8. An image processing control apparatus to be used in an image processing system having a plurality of image processing apparatuses for performing raster image processing of a print job in a distributed manner, and an image processing control apparatus that controls said plurality of image processing apparatuses, wherein

the operating mode of said image processing apparatuses is configured to switch from a normal mode to a power saving mode whose power consumption is lower than that of said normal mode, and

said image processing control apparatus comprising:

a control unit configured to execute a control for causing unnecessary image processing apparatuses among said plurality of image processing apparatuses to switch from said normal mode to said power saving mode depending on the progress status of said print job.

9. The image processing control apparatus as claimed in claim 8, further comprising:

a transmission unit configured to transmit the image data obtained by performing raster image processing by said image processing apparatuses, to an image forming apparatus, wherein

said control unit executes said control based on the number of pages of the image data waiting for image forming operation, for which the image forming operation by said image forming apparatus is not yet completed.
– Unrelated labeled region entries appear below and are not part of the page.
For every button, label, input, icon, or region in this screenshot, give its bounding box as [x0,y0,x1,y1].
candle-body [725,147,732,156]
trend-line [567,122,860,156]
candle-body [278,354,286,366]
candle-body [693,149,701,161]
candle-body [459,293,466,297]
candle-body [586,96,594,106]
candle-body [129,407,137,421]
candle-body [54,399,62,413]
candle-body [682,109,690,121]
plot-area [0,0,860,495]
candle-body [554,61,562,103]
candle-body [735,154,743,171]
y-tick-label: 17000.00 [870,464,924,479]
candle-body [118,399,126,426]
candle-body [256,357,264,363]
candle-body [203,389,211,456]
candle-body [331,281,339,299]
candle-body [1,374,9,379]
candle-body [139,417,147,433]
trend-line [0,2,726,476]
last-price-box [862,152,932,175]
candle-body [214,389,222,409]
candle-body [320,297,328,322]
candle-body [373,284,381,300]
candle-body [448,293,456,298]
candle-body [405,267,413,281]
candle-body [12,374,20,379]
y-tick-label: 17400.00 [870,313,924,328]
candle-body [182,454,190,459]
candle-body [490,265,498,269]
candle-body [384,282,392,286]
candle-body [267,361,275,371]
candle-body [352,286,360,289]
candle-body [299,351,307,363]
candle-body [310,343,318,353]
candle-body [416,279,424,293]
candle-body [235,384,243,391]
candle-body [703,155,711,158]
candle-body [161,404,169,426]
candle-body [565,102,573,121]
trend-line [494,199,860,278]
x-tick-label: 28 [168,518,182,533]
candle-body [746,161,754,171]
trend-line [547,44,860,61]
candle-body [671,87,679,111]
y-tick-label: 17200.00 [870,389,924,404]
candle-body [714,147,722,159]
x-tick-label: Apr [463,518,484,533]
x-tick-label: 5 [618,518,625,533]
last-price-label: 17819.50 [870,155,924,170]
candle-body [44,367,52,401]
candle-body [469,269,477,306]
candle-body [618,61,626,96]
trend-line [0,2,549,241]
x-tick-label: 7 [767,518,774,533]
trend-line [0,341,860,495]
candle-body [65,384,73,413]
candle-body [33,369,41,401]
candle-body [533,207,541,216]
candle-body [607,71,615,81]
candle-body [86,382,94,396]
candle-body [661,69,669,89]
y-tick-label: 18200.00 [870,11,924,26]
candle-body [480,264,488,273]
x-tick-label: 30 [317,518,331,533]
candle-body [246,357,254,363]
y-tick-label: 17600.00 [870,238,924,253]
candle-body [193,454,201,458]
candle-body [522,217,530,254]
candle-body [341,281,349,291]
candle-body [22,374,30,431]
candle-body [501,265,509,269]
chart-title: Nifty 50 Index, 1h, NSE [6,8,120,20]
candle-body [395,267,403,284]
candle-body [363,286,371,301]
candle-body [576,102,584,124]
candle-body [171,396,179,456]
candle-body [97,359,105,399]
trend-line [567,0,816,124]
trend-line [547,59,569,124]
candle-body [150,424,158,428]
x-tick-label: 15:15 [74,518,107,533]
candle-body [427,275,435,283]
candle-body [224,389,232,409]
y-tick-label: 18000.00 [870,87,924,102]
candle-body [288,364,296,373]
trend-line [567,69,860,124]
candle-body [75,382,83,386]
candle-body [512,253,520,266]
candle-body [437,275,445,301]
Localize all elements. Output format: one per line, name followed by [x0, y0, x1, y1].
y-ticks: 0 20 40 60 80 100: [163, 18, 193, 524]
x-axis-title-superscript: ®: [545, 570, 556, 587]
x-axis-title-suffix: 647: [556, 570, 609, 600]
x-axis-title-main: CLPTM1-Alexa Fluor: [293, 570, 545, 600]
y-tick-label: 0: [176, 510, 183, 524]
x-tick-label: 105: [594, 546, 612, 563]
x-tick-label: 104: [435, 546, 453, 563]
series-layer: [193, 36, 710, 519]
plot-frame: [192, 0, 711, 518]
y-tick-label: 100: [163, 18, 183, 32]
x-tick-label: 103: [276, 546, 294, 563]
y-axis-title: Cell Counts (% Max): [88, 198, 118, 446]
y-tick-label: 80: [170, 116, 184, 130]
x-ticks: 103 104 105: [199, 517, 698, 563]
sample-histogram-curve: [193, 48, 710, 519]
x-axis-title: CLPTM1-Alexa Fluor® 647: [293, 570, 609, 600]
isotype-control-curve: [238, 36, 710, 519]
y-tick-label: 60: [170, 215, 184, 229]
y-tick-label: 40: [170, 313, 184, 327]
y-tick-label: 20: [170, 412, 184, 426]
10. The image processing control apparatus as claimed in claim 9, wherein

said control unit causes the same number of said image processing apparatuses as the number of pages exceeding predetermined threshold value to switch to said power saving mode, when said number of pages of the image data exceeds said threshold value.

11. The image processing control apparatus as claimed in claim 9, wherein

said control unit instructs one image processing apparatus to perform raster image processing of one page each time the image forming operation of one page by said image forming apparatus is completed and causes other image processing apparatuses to switch to said power saving mode, when said number of pages of the image data exceeds predetermined threshold value.

12. The image processing control apparatus as claimed in claim 8, wherein

each of said image processing apparatus is configured to switch to said power saving mode when an instruction to perform raster image processing is not received from said image processing control apparatus, and

said image processing control apparatus causes said unnecessary image processing apparatuses to switch to said power saving mode by not instructing said image processing apparatuses to perform raster image processing.

13. The image processing control apparatus as claimed in claim 8, wherein

each of said image processing apparatus is configured to switch to said power saving mode when an instruction to switch to said power saving mode is received from said image processing control apparatus, and

said image processing control apparatus causes said unnecessary image processing apparatuses to switch to said power saving mode by instructing said image processing apparatuses to switch to said power saving mode.

14. The image processing control apparatus as claimed in claim 8, wherein

said control unit instructs all the image processing apparatuses to switch to said power saving mode, when said control unit instructs one image processing apparatus to perform raster image processing of the last page of said print job, and

each of said image processing apparatuses switches to said power saving mode after completing raster image processing that is currently being performed, when the instruction to switch to said power saving mode is received.